Undone, she runs into the night, running, running, running to him, crashing against him, breaking like waves against the rocks.
“You can’t be here,” she cries out, clings to him, desperate for the emptiness to leave. “You shouldn’t have come.” The look in his eye is as lost and haunted as her own, and as he pulls her closer to himself, the noise which comes from deep within him—part howl, part groan, part sob, causes her to cling to him more tightly.
“You shouldn’t have called,” he says at last, and their eyes move upward to where the bright beacon of the lighthouse broadcasts their hunger.

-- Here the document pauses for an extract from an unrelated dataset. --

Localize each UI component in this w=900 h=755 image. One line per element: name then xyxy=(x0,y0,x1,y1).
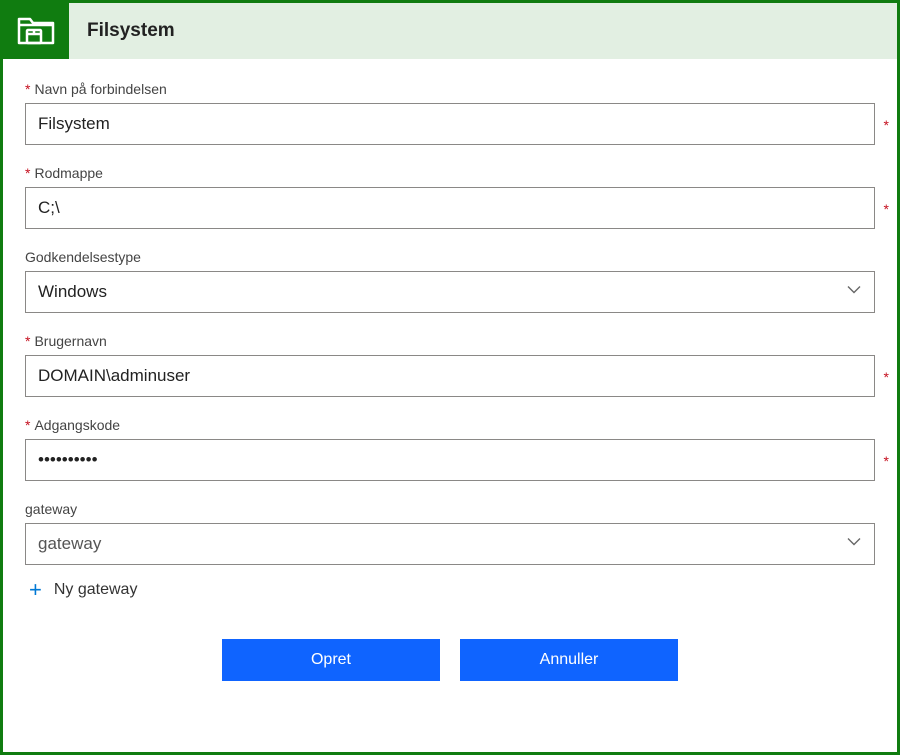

Hours later, they will stand in the shadows, saying hushed good byes, trying to avoid the coming light of day, but for now, in a few stolen moments, the waves of grief are settled.
• Peter is distracted, which isn’t helpful. I’m having to repeat myself, pick up things he’s left sitting in curious places, and periodically, call him back from wherever his thoughts have taken him. I hear him undressing, hear the sound of his weight upon the bed. I hope he will call for me, but he doesn’t. After a few minutes, I head to the bedroom. When I curl up next to him, he is already asleep. I lay awake, trying to slow the beat of my heart to match his. Outside, the wind begins to howl—in grief or warning, I do not know and in all honesty, I am afraid to find out.